Regia di Woody Allen vedi scheda film
Ad un certo punto della carriera di Woody Allen che sguazza nella commedia che, a dire il vero, si avvicina di più alla satira nuda e cruda, compare Interiors che sembra avere il netto intento di sbatterci in faccia la capacità di Allen di far riflettere e anche intristire dopo che non aveva osato altro che farci ridere.
Arthur è sposato con Eve, fa l’avvocato e ha tre figlie ormai grandi. Un giorno decide inaspettatamente di volersi separare dalla moglie ed esprime il desiderio di vivere da solo. Eve già instabile mentalmente, riceve un colpo durissimo che la porterà verso l’ennesima crisi depressiva acuita dalla capacità di Arthur di rifarsi una vita, totalmente estraneo al dolore che lo circonda.
Il ritratto che Allen traccia è quello di una classica famiglia americana, nascosta dietro la coltre del perbenismo e della becera abitudine volta a condurre una vita al limite della soddisfazione dettata per lo più da rapporti stabili seppur soddisfacenti e dalle compiacimenti personali generati dal successo lavorativo o dalle piccole conquiste.

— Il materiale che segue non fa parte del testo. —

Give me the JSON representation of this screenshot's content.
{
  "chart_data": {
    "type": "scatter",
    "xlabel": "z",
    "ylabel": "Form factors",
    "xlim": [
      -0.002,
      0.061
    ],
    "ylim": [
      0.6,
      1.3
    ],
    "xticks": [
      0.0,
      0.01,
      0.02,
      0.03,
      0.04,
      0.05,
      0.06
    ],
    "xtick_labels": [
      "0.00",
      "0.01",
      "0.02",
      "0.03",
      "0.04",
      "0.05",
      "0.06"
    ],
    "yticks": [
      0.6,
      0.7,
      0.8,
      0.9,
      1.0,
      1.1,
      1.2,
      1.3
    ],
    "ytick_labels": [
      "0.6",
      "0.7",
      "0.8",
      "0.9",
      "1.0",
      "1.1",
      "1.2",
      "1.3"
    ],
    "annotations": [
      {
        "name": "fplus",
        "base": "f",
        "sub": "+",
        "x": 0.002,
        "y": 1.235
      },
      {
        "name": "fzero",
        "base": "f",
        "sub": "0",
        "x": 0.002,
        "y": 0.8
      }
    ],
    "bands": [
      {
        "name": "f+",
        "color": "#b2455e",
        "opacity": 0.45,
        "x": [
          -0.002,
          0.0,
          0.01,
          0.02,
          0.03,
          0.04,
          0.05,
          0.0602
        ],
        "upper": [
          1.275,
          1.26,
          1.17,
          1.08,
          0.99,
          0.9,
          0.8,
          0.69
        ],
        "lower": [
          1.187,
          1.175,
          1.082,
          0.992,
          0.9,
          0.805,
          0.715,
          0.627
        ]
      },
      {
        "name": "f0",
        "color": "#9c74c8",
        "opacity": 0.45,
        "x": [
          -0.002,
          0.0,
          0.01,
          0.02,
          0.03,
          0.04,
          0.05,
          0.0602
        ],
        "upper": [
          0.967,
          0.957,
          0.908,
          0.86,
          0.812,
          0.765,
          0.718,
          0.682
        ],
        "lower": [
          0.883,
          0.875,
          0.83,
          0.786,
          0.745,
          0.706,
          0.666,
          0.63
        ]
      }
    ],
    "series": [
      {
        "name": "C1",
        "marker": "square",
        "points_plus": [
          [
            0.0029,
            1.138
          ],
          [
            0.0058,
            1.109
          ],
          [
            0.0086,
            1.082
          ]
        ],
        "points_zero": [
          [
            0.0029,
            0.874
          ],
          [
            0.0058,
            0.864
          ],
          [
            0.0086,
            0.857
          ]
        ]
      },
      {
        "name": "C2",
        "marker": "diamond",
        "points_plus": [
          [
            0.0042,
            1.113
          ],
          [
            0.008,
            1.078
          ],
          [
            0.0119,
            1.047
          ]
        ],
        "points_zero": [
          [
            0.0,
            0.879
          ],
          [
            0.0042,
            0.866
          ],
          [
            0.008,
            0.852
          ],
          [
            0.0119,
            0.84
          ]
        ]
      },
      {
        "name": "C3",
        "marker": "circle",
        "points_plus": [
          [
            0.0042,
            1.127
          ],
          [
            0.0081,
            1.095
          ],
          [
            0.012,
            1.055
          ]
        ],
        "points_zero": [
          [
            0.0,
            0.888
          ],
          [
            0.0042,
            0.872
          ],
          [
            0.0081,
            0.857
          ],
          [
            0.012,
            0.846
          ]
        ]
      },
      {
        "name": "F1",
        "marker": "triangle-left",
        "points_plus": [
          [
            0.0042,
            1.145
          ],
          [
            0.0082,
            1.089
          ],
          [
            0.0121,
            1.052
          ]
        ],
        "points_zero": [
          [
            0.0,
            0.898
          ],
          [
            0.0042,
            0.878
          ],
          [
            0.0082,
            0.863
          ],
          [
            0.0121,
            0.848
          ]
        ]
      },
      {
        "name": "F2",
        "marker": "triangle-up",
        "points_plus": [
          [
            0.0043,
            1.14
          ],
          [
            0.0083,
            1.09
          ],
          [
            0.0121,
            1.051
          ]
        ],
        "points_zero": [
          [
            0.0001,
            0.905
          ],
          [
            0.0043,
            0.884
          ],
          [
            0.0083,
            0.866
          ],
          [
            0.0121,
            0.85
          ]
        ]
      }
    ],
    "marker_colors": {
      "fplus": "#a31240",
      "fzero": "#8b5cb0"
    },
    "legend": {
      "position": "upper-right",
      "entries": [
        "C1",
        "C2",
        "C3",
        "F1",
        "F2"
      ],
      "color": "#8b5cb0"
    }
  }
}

Senza dubbio somiglia, nei tratti, a qualcosa che siamo abituati a vedere nei film di Allen. Anche qui la verità sembra farla da padrona, ci viene mostrata in tutta la sua potenza distruttiva, seppur in una forma totalmente diverse: se in precedenza ad essere mostrato era il suo lato ilare, qui è il suo lato drammatico ad essere mostrato.
Un film intimo e delicato. Potente e inaspettato, che punta sulla bravura dei suoi interpreti: Geraldine Page, E.G. Marshall e Diane Keaton spicca tra gli altri, e su una buona sceneggiatura avvolta da dialoghi ben costruiti. A tutti coloro che potrebbero storcere il naso al connubio tra Allen e drammaticità dico che ne resteranno piacevolmente colpiti.